Lecture 10 Midterm Review

  • Map/Reduce
  • RPC
    • Server, client, stubs
    • At-least once
    • At-most once
  • FDS
    • Full bisection bandwidth
    • Each tractserver stripes data across entire cluster
    • TLT provides per-blob random but deterministic striping
    • TLT structured to maximimze recovery bandwidth
  • Argus
    • Transactions
    • Serializability
    • 2PL
    • 2PC
    • Q: What problem does this solve? When do we need it?
      • Need atomicity in the face of concurrency where each involved party needs the ability to abort the collective operation.
    • What are the two phases?
    • Why can't it be solved in one phase?
    • When can 2PC get stuck?
      • Coordinator + one participant go down.
      • Should walk through the situations.
    • Understand why this is solving a different problem than P/B and Paxos.
  • Thor
    • More conventional DB than Argus
    • OCC (with 2PC)
    • Just read and write and check to make sure it was safe at the end.
    • Validation
    • Enforcing a single total order in validation that is partitioned among 2PC participants
    • Use timestamps
    • Benefits of OCC: lower overhead when low contention
    • No need for locking messages on read/write.
  • Sinfonia
    • Minitransactions
    • Weaker than normal transactions
    • e.g. Can't read a record incr by one and write it with on tx.
    • This makes getting serializability harder when you want to do things like RMW.
    • Must roll own concurrency control using version numbers, etc, using the compare items.
    • Minitransactions are submitted one-shot and execute with quick 2PL integrated into 2PC.
    • Records locked, read, compared in Phase 1.
    • Written, locks dropped after Phase 2.
    • Configurable in tons of durability modes.

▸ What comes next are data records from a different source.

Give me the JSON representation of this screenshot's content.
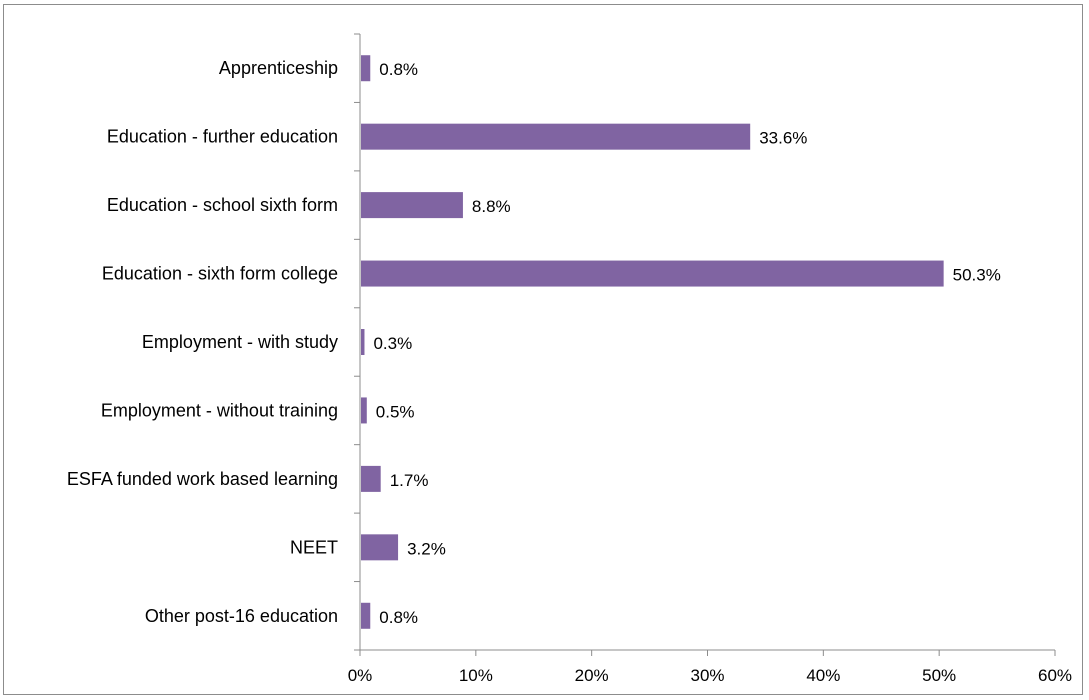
{
  "chart_data": {
    "type": "bar",
    "orientation": "horizontal",
    "title": "",
    "xlabel": "",
    "ylabel": "",
    "categories": [
      "Apprenticeship",
      "Education - further education",
      "Education - school sixth form",
      "Education - sixth form college",
      "Employment - with study",
      "Employment - without training",
      "ESFA funded work based learning",
      "NEET",
      "Other post-16 education"
    ],
    "values": [
      0.8,
      33.6,
      8.8,
      50.3,
      0.3,
      0.5,
      1.7,
      3.2,
      0.8
    ],
    "data_labels": [
      "0.8%",
      "33.6%",
      "8.8%",
      "50.3%",
      "0.3%",
      "0.5%",
      "1.7%",
      "3.2%",
      "0.8%"
    ],
    "xlim": [
      0,
      60
    ],
    "x_ticks": [
      0,
      10,
      20,
      30,
      40,
      50,
      60
    ],
    "x_tick_labels": [
      "0%",
      "10%",
      "20%",
      "30%",
      "40%",
      "50%",
      "60%"
    ],
    "grid": false,
    "legend": "none",
    "bar_color": "#8064a2"
  }
}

    • Weird data model too: not key-value or primary key to record. Instead big address space. Accesses need to include lengths.
    • Makes locking a bit weird, since they are always on ranges.
    • Idea: a tool for building large-scale systems on top.
  • COST
    • Use a laptop to run latest scalable research workloads.
    • Show for some systems/algs/workloads it takes 100s of machines to beat the laptop.
  • Paxos
    • Replicated state machines, replicated command logs
    • Consensus and Basic Paxos
    • Prepare, Accept
    • Multi-Paxos, leader election
    • Don't worry about configuration changes
  • Raft
    • Leader election
    • Log replication
    • Determining when log entries are committed.